In Mesopotamia, the river was turbulent and unpredictable. Floods occurred unexpectedly, its banks eroded and the river could even change its course. The people made a great effort to control the river and dug canals to irrigate the crops. Even then, the water could change. As it evaporated, it became more salty and threatened the fertility of the soil.
In the surrounding landscape, there was no access to stone, metal or trees. The people built their homes from baked clay bricks and drew on clay tablets to record their everyday lives. These were relatively fragile and less likely to last.
In Egypt, the river was constant and dependable. The volume and rise and fall of the water was regular. Planting and harvesting ran like clockwork. Stone was available in the landscape. The Egyptians used it for building materials and art and repeated the style of the past over and over again. The stone legacy seems indestructable in comparison.
Kamut flour is often connected with Ancient Egypt and its Pharoahs. The word kamut is one of the Ancient Egyptian words for wheat and was recently put to use as a brand name, a modern registered trademark, for the flour. But the grain’s other name, Khorasan, comes from the Ancient Persian province meaning where the sun arrives from. It grew in the fertile area between Mesopotamia and Egypt and hasn’t been bred over time, like many other grains.
The bread is whole grain, dense and cake-like.
500 g of Kamut Flour (Waitrose, health food shop)
Half a teaspoon of salt
1tsp of Easy bake yeast
1 tsp of sugar (honey?)
375 ml warm water
2 tbsp olive oil
Mix all the dry ingredients together.
Stir in the warm water then knead vigorously. Leave until it has doubled in size (about an hour).
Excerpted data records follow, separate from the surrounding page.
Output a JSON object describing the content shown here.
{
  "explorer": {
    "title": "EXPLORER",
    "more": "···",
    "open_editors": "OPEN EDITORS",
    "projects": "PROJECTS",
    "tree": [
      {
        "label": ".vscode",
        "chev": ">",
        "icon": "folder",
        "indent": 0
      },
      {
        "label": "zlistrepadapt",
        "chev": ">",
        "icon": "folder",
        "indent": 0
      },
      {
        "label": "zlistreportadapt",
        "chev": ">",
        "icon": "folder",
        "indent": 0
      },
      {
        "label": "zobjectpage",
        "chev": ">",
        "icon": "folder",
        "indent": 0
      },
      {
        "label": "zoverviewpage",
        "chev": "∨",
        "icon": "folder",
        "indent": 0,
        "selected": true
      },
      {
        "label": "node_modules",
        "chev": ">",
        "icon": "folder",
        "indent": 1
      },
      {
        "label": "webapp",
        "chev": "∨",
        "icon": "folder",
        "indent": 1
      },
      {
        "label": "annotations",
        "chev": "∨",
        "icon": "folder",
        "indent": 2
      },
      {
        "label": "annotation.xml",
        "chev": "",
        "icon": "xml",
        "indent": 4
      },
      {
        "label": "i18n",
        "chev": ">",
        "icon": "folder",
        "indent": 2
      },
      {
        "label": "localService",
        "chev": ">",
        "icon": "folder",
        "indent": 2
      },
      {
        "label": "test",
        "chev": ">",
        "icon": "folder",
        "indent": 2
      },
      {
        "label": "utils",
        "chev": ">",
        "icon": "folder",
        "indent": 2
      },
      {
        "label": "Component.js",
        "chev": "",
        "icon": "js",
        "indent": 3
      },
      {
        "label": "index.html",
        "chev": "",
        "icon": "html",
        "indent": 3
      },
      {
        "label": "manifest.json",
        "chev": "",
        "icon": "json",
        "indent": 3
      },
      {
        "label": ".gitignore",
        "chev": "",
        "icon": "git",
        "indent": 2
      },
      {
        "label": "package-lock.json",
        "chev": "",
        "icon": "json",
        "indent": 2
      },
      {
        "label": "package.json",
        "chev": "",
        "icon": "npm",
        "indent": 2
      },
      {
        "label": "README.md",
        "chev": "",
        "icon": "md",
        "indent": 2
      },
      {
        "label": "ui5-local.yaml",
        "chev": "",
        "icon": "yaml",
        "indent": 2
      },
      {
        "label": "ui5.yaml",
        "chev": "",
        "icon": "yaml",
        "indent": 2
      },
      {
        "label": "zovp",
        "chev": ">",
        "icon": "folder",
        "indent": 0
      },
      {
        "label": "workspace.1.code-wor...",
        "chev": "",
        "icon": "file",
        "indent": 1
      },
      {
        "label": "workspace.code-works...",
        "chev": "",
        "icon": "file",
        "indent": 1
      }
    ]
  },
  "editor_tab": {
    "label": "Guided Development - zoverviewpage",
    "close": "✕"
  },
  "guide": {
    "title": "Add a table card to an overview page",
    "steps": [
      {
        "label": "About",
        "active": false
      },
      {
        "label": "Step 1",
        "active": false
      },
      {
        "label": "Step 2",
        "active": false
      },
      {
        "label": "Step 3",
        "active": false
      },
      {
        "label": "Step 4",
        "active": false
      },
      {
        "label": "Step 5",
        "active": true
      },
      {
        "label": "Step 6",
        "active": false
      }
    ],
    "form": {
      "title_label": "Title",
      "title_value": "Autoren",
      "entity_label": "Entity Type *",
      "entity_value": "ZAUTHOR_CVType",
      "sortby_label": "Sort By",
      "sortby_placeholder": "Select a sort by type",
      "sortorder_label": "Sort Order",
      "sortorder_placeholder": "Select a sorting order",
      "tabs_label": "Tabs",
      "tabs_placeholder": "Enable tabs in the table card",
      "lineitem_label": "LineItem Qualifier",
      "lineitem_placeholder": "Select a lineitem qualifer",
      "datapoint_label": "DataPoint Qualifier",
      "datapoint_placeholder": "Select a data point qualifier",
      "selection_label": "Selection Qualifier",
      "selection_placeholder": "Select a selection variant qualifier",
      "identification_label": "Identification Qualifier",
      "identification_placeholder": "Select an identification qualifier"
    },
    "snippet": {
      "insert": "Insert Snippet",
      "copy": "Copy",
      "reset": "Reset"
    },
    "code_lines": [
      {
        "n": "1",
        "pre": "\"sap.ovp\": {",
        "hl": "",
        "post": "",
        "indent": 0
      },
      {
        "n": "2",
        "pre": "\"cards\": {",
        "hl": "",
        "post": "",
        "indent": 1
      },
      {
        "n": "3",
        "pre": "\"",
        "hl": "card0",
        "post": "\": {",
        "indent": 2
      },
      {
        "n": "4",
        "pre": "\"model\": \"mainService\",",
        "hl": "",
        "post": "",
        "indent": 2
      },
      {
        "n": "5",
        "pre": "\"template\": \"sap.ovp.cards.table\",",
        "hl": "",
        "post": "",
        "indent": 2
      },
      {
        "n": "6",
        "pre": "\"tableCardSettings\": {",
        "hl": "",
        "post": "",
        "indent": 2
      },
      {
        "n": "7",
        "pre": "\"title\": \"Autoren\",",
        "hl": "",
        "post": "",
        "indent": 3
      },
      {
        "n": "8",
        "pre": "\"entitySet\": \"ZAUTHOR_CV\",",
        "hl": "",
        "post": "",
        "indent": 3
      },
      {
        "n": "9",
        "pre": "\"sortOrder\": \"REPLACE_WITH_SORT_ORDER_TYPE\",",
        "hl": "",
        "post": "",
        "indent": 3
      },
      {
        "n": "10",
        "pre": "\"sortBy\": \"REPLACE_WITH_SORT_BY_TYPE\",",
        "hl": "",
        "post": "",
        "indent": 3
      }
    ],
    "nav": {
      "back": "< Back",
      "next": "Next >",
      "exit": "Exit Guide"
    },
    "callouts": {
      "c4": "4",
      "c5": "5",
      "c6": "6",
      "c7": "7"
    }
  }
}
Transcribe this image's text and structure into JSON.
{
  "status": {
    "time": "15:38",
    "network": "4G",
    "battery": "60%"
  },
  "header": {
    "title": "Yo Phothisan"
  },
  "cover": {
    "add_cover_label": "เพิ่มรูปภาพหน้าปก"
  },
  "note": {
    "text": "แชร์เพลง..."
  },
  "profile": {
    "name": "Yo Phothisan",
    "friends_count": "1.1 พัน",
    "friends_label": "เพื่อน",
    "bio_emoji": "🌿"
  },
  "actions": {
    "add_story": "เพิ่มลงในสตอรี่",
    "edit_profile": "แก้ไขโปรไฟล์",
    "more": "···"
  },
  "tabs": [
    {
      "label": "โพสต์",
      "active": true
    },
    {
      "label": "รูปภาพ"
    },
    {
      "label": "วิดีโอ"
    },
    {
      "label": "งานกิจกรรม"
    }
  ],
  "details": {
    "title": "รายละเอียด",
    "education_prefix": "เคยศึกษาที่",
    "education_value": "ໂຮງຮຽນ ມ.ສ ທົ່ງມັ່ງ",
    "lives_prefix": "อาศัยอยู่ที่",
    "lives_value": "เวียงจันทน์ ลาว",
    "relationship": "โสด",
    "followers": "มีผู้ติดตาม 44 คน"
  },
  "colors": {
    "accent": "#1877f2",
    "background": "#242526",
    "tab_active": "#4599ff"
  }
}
Knock back the dough, add the oil and knead it in until it is incorporated.
Transfer dough into an oiled 2llb bread tin. Let it double in size (around 30 minutes)
Bake in a pre heated oven for 35-40 mins.
It is quick if you mix and knead with a food processor, and leave the dough to rise for the first time in the processor’s bowl.
Where did this come from? : A recipe on the side of the packet.